Joanna Briggs Institute, Faculty of Health and Medical Sciences, The University of Adelaide, South Australia.
Centre for Nanoscale BioPhotonics, Faculty of Science and Engineering, Macquarie University, Sydney, New South Wales.
J Alzheimers Dis. 2018;65(4):1225-1236. doi: 10.3233/JAD-180263.
Metformin, a first line antihyperglycemic medication, is an AMPK activator and has been hypothesized to act as a geroprotective agent. Studies on its association with various classifications of age-related cognitive decline have shown mixed results with positive and negative findings.
To synthesize the best available evidence on the association of metformin-use with risk, progression, and severity of dementia.
Eligible research investigated the effect of metformin on dementia, Alzheimer's disease, or any measure of cognitive impairment compared to any control group who were not receiving metformin. The initial search resulted in 862 citations from which 14 studies (seven cohort, four cross-sectional, two RCTs, and one case control) were included.
Meta-analysis of three studies showed that cognitive impairment was significantly less prevalent in diabetic metformin (Odds ratio = 0.55, 95% CI 0.38 to 0.78), while six studies showed that dementia incidence was also significantly reduced (Hazard ratio = 0.76, 95% CI 0.39 to 0.88). Mini-Mental State Examination scores were not significantly affected by metformin-use, although both RCTs showed that metformin had a neuroprotective effect compared to placebo. Some studies found negative or neutral effects for metformin use by people with diabetes; the potential mechanism of metformin-induced vitamin B12 deficiency is discussed.

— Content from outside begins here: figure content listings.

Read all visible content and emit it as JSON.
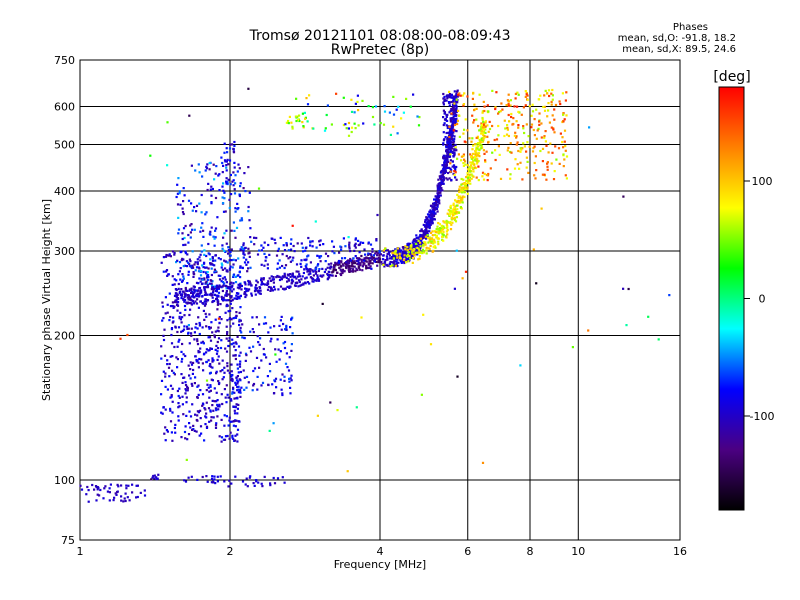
{
  "chart_data": {
    "type": "scatter",
    "title": "Tromsø 20121101 08:08:00-08:09:43",
    "subtitle": "RwPretec (8p)",
    "xlabel": "Frequency [MHz]",
    "ylabel": "Stationary phase Virtual Height [km]",
    "x_scale": "log2",
    "y_scale": "log",
    "xlim": [
      1,
      16
    ],
    "ylim": [
      75,
      750
    ],
    "x_ticks": [
      1,
      2,
      4,
      6,
      8,
      10,
      16
    ],
    "y_ticks": [
      75,
      100,
      200,
      300,
      400,
      500,
      600,
      750
    ],
    "x_gridlines": [
      2,
      4,
      6,
      8,
      10
    ],
    "y_gridlines": [
      100,
      200,
      300,
      400,
      500,
      600
    ],
    "grid": true,
    "colorbar": {
      "unit": "[deg]",
      "range": [
        -180,
        180
      ],
      "ticks": [
        100,
        0,
        -100
      ],
      "colors": [
        "#000000",
        "#4b0082",
        "#0000ff",
        "#00ffff",
        "#00ff00",
        "#ffff00",
        "#ff8000",
        "#ff0000"
      ]
    },
    "stats": {
      "heading": "Phases",
      "o_mode": "mean, sd,O: -91.8, 18.2",
      "x_mode": "mean, sd,X:  89.5, 24.6"
    },
    "point_clusters": [
      {
        "desc": "E layer",
        "f": [
          1.0,
          1.35
        ],
        "h": [
          90,
          100
        ],
        "phase": -100
      },
      {
        "desc": "E layer tail",
        "f": [
          1.55,
          2.6
        ],
        "h": [
          97,
          102
        ],
        "phase": -95
      },
      {
        "desc": "F trace O-mode",
        "f": [
          1.55,
          4.0
        ],
        "h": [
          240,
          290
        ],
        "phase": -110
      },
      {
        "desc": "F cusp O-mode",
        "f": [
          4.0,
          5.7
        ],
        "h": [
          290,
          640
        ],
        "phase": -100
      },
      {
        "desc": "F cusp X-mode",
        "f": [
          4.0,
          6.5
        ],
        "h": [
          290,
          560
        ],
        "phase": 80
      },
      {
        "desc": "spread F lower",
        "f": [
          1.45,
          2.1
        ],
        "h": [
          120,
          300
        ],
        "phase": -95
      },
      {
        "desc": "spread F upper",
        "f": [
          1.55,
          2.2
        ],
        "h": [
          250,
          500
        ],
        "phase": -80
      },
      {
        "desc": "high scatter",
        "f": [
          2.5,
          4.8
        ],
        "h": [
          520,
          640
        ],
        "phase": 10
      },
      {
        "desc": "X scatter high",
        "f": [
          5.5,
          9.5
        ],
        "h": [
          420,
          650
        ],
        "phase": 110
      }
    ]
  }
}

Metformin should continue to be used as a first line therapy for diabetes in patients at risk of developing dementia or Alzheimer's disease. The use of metformin by individuals without diabetes for the prevention of dementia is not supported by the available evidence.
二甲双胍是一种一线抗高血糖药物,是 AMPK 的激活剂,据推测它具有抗衰老作用。关于其与各种与年龄相关的认知能力下降分类的关联的研究结果喜忧参半,既有阳性结果也有阴性结果。
综合现有关于二甲双胍使用与痴呆风险、进展和严重程度关联的最佳证据。
合格的研究调查了与任何对照组相比,二甲双胍对痴呆、阿尔茨海默病或任何认知障碍测量的影响,这些对照组未使用二甲双胍。最初的搜索产生了 862 条引文,其中包括 14 项研究(7 项队列研究、4 项横断面研究、2 项 RCT 和 1 项病例对照研究)。
三项研究的荟萃分析表明,糖尿病患者中认知障碍的发生率明显较低(优势比=0.55,95%置信区间 0.38 至 0.78),而六项研究表明痴呆发病率也显著降低(风险比=0.76,95%置信区间 0.39 至 0.88)。虽然两项 RCT 均表明与安慰剂相比,二甲双胍具有神经保护作用,但二甲双胍的使用并未显著影响简易精神状态检查评分。一些研究发现糖尿病患者使用二甲双胍的效果为阴性或中性;讨论了二甲双胍引起维生素 B12 缺乏的潜在机制。
二甲双胍应继续作为有痴呆或阿尔茨海默病风险的糖尿病患者的一线治疗药物。没有糖尿病的个体使用二甲双胍预防痴呆的证据并不支持。